I never know quite when I’m not writing. Sometimes my wife comes up to me at a party and says, Dammit, Thurber, stop writing. She usually catches me in the middle of a paragraph. Or my daughter will look up from the dinner table and ask, Is he sick? No, my wife says, he’s writing something.

—James Thurber, 1955

Art is making something out of nothing and selling it.

—Frank Zappa, c. 1975

When we see a natural style we are quite amazed and delighted, because we expected to see an author and find a man.

—Blaise Pascal, c. 1657

Art, like morality, consists of drawing the line somewhere.

—G.K. Chesterton, 1928

Art lives from constraints and dies from freedom.

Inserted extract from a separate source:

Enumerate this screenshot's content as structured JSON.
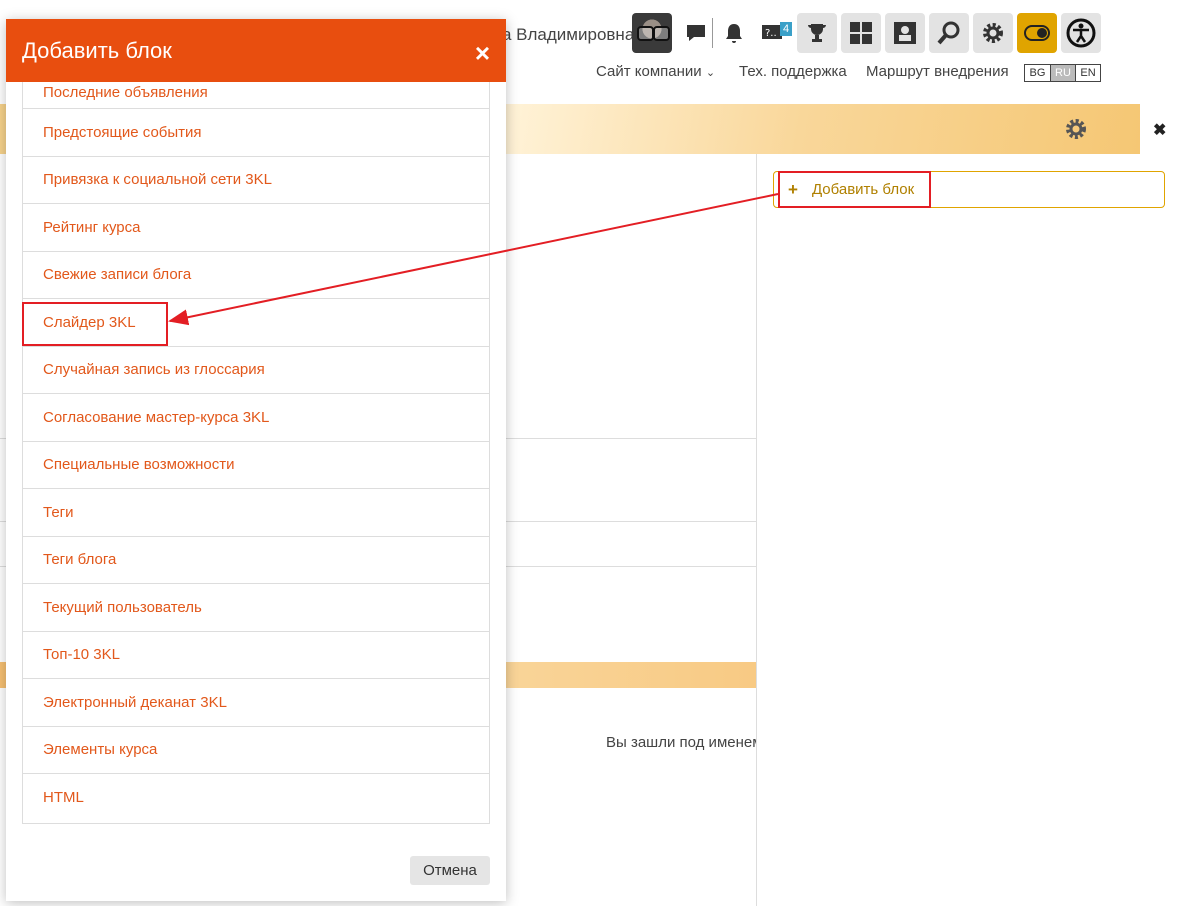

—Leonardo da Vinci, c. 1480

The work of art, just like any fragment of human life considered in its deepest meaning, seems to me devoid of value if it does not offer the hardness, the rigidity, the regularity, the luster on every interior and exterior facet, of the crystal.

—André Breton, 1937

If a king loves music, there is little wrong in the land.

—Mencius, c. 330 BC

I hate the whole race. There is no believing a word they say—your professional poets, I mean—there never existed a more worthless set than Byron and his friends for example.

—Duke of Wellington, c. 1810

If my books had been any worse I should not have been invited to Hollywood, and if they had been any better I should not have come.

—Raymond Chandler, 1945

Write while the heat is in you. The writer who postpones the recording of his thoughts uses an iron which has cooled to burn a hole with. He cannot inflame the minds of his audience.

—Henry David Thoreau, 1852

Art is a jealous mistress, and if a man have a genius for painting, poetry, music, architecture, or philosophy, he makes a bad husband and an ill provider.

—Ralph Waldo Emerson, 1860

This is a fault common to all singers, that among their friends they will never sing when they are asked; unasked, they will never desist.

—Horace, c. 35 BC

Art is our chief means of breaking bread with the dead.